Nella seconda parte del suo discorso, l’intenso vincolo che legò Barnaba a San Paolo ha offerto a Papa Francesco lo spunto per delineare la sorgente dell’autentica fratellanza cristiana, e rimarcare anche ciò che la distingue dai falsi unanimismi di facciata che spesso si annidano anche negli ambienti ecclesiastici.

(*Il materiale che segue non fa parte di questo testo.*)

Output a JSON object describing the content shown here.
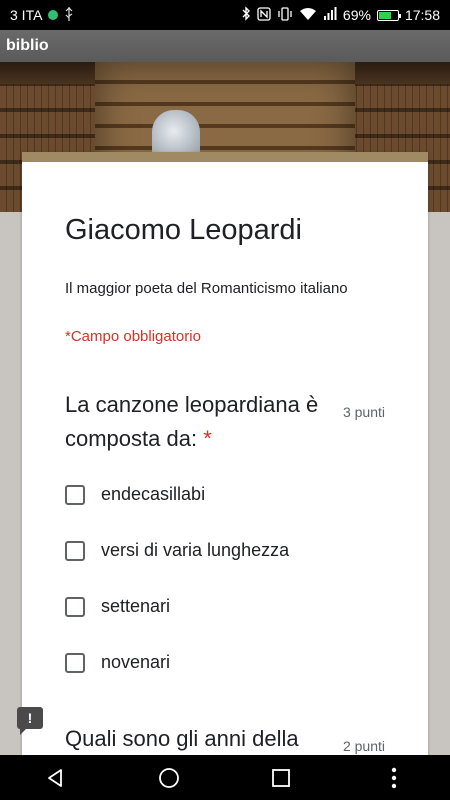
{
  "status_bar": {
    "carrier": "3 ITA",
    "battery_percent": "69%",
    "battery_level": 0.69,
    "time": "17:58",
    "icons": [
      "usb-icon",
      "bluetooth-icon",
      "nfc-icon",
      "vibrate-icon",
      "wifi-icon",
      "signal-icon",
      "battery-icon"
    ]
  },
  "app_bar": {
    "title": "biblio"
  },
  "form": {
    "title": "Giacomo Leopardi",
    "description": "Il maggior poeta del Romanticismo italiano",
    "required_note": "*Campo obbligatorio",
    "questions": [
      {
        "text": "La canzone leopardiana è composta da:",
        "required_mark": "*",
        "points": "3 punti",
        "options": [
          "endecasillabi",
          "versi di varia lunghezza",
          "settenari",
          "novenari"
        ]
      },
      {
        "text": "Quali sono gli anni della",
        "points": "2 punti"
      }
    ]
  },
  "feedback_icon": {
    "symbol": "!",
    "name": "feedback-icon"
  },
  "nav_bar": {
    "icons": [
      "back-icon",
      "home-icon",
      "recents-icon",
      "more-vert-icon"
    ]
  },
  "colors": {
    "accent_bar": "#a08a63",
    "required": "#d93025",
    "battery_fill": "#35d04a"
  }
}
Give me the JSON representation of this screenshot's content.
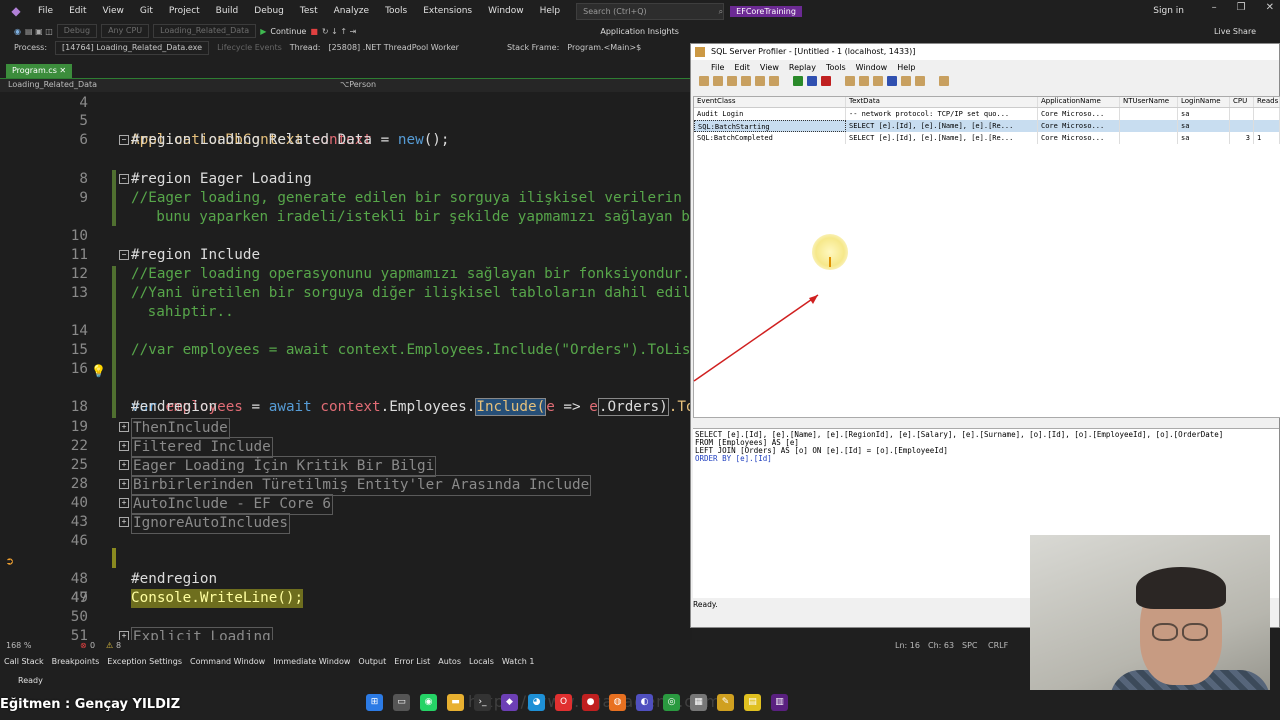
{
  "vs": {
    "menu": [
      "File",
      "Edit",
      "View",
      "Git",
      "Project",
      "Build",
      "Debug",
      "Test",
      "Analyze",
      "Tools",
      "Extensions",
      "Window",
      "Help"
    ],
    "search_placeholder": "Search (Ctrl+Q)",
    "solution_name": "EFCoreTraining",
    "signin": "Sign in",
    "toolbar_debug_config": "Debug",
    "toolbar_platform": "Any CPU",
    "toolbar_project": "Loading_Related_Data",
    "continue_label": "Continue",
    "app_insights": "Application Insights",
    "live_share": "Live Share",
    "process_label": "Process:",
    "process_value": "[14764] Loading_Related_Data.exe",
    "lifecycle_label": "Lifecycle Events",
    "thread_label": "Thread:",
    "thread_value": "[25808] .NET ThreadPool Worker",
    "stackframe_label": "Stack Frame:",
    "stackframe_value": "Program.<Main>$",
    "tab_file": "Program.cs",
    "nav_project": "Loading_Related_Data",
    "nav_type": "Person",
    "zoom": "168 %",
    "errors": "0",
    "warnings": "8",
    "cursor_ln": "Ln: 16",
    "cursor_ch": "Ch: 63",
    "spc": "SPC",
    "crlf": "CRLF",
    "bottom_tabs": [
      "Call Stack",
      "Breakpoints",
      "Exception Settings",
      "Command Window",
      "Immediate Window",
      "Output",
      "Error List",
      "Autos",
      "Locals",
      "Watch 1"
    ],
    "status_ready": "Ready"
  },
  "code": {
    "l4": "4",
    "l5n": "5",
    "l5": [
      "ApplicationDbContext",
      " ",
      "context",
      " = ",
      "new",
      "();"
    ],
    "l6n": "6",
    "l6": "#region Loading Related Data",
    "l8n": "8",
    "l8": "#region Eager Loading",
    "l9n": "9",
    "l9a": "//Eager loading, generate edilen bir sorguya ilişkisel verilerin p",
    "l9b": "  bunu yaparken iradeli/istekli bir şekilde yapmamızı sağlayan bi",
    "l10n": "10",
    "l11n": "11",
    "l11": "#region Include",
    "l12n": "12",
    "l12": "//Eager loading operasyonunu yapmamızı sağlayan bir fonksiyondur.",
    "l13n": "13",
    "l13a": "//Yani üretilen bir sorguya diğer ilişkisel tabloların dahil edilm",
    "l13b": " sahiptir..",
    "l15n": "15",
    "l15": "//var employees = await context.Employees.Include(\"Orders\").ToList",
    "l16n": "16",
    "l16": [
      "var",
      " ",
      "employees",
      " = ",
      "await",
      " ",
      "context",
      ".Employees.",
      "Include(",
      "e",
      " => ",
      "e",
      ".Orders)",
      ".To"
    ],
    "l18n": "18",
    "l18": "#endregion",
    "collapsed": [
      {
        "n": "19",
        "t": "ThenInclude"
      },
      {
        "n": "22",
        "t": "Filtered Include"
      },
      {
        "n": "25",
        "t": "Eager Loading İçin Kritik Bir Bilgi"
      },
      {
        "n": "28",
        "t": "Birbirlerinden Türetilmiş Entity'ler Arasında Include"
      },
      {
        "n": "40",
        "t": "AutoInclude - EF Core 6"
      },
      {
        "n": "43",
        "t": "IgnoreAutoIncludes"
      }
    ],
    "l46n": "46",
    "l47n": "47",
    "l47": "Console.WriteLine();",
    "l48n": "48",
    "l48": "#endregion",
    "l49n": "49",
    "l50n": "50",
    "l51n": "51",
    "l51": "Explicit Loading"
  },
  "profiler": {
    "title": "SQL Server Profiler - [Untitled - 1 (localhost, 1433)]",
    "menu": [
      "File",
      "Edit",
      "View",
      "Replay",
      "Tools",
      "Window",
      "Help"
    ],
    "columns": [
      "EventClass",
      "TextData",
      "ApplicationName",
      "NTUserName",
      "LoginName",
      "CPU",
      "Reads"
    ],
    "rows": [
      [
        "Audit Login",
        "-- network protocol: TCP/IP  set quo...",
        "Core Microso...",
        "",
        "sa",
        "",
        ""
      ],
      [
        "SQL:BatchStarting",
        "SELECT [e].[Id], [e].[Name], [e].[Re...",
        "Core Microso...",
        "",
        "sa",
        "",
        ""
      ],
      [
        "SQL:BatchCompleted",
        "SELECT [e].[Id], [e].[Name], [e].[Re...",
        "Core Microso...",
        "",
        "sa",
        "3",
        "1"
      ]
    ],
    "sql_l1": "SELECT [e].[Id], [e].[Name], [e].[RegionId], [e].[Salary], [e].[Surname], [o].[Id], [o].[EmployeeId], [o].[OrderDate]",
    "sql_l2": "FROM [Employees] AS [e]",
    "sql_l3": "LEFT JOIN [Orders] AS [o] ON [e].[Id] = [o].[EmployeeId]",
    "sql_l4": "ORDER BY [e].[Id]",
    "status": "Ready."
  },
  "overlay": {
    "instructor": "Eğitmen : Gençay YILDIZ",
    "watermark": "https://www.ngakademi.com"
  }
}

Barnaba e Paolo di Tarso – ha ricordato il Papa - condividono una amicizia fraterna, che li porterà a vivere insieme la missione. Gli Atti degli apostoli raccontano che dopo la conversione di Paolo, in precedenza accanito persecutore dei cristiani, «tutti avevano paura di lui, non credendo ancora che fosse un discepolo». In quel frangente era stato proprio Barnaba a prendere Paolo con sé, presentandolo alla comunità, a imitazione di Gesù, «che ha preso con sé i discepoli per le strade della Galilea, che ha preso su di sé la nostra umanità ferita dal peccato». «Farsi carico della storia dell’altro, darsi del tempo per conoscerlo senza etichettarlo, caricarlo sulle spalle quando è stanco o ferito, come fa il buon samaritano. Questa si chiama fraternità» ha detto il Papa, stigmatizzando «il peccato di etichettare la gente». Attirati ambedue da Cristo, «Barnaba e Paolo, come fratelli, viaggiano insieme per annunciare il Vangelo, anche in mezzo alle persecuzioni». Poi, «come succede nella vita», i due hanno un forte dissidio e le loro strade si separano. A dividerli – ha rimarcato il Papa – non sono motivi personali, ma contrasti «sul loro ministero, su come portare avanti la missione». Questa – ha proseguito il Vescovo di Roma - è la fraternità nella Chiesa: si può discutere, e litigare, e non si ai deve annacquare tutto in una finta pace. Papa Francesco ha aggiunto a braccio di diffidare «di quelli che non discutono mai», perché il surrogato di una concordia simulata è spesso il distintivo di quelli che «hanno agende nascoste». Mentre nella fraternità della Chiesa «si discute, ma si rimane fratelli». Anche nella Chiesa di Cipro – ha proseguito il Pontefice - «esistono tante sensibilità spirituali ed ecclesiali, varie storie di provenienza, riti e tradizioni diverse; ma non dobbiamo sentire la diversità come una minaccia all’identità, né dobbiamo ingelosirci e preoccuparci dei rispettivi spazi. Se cadiamo in questa tentazione cresce la paura, la paura genera diffidenza, la diffidenza sfocia nel sospetto e prima o poi porta alla guerra».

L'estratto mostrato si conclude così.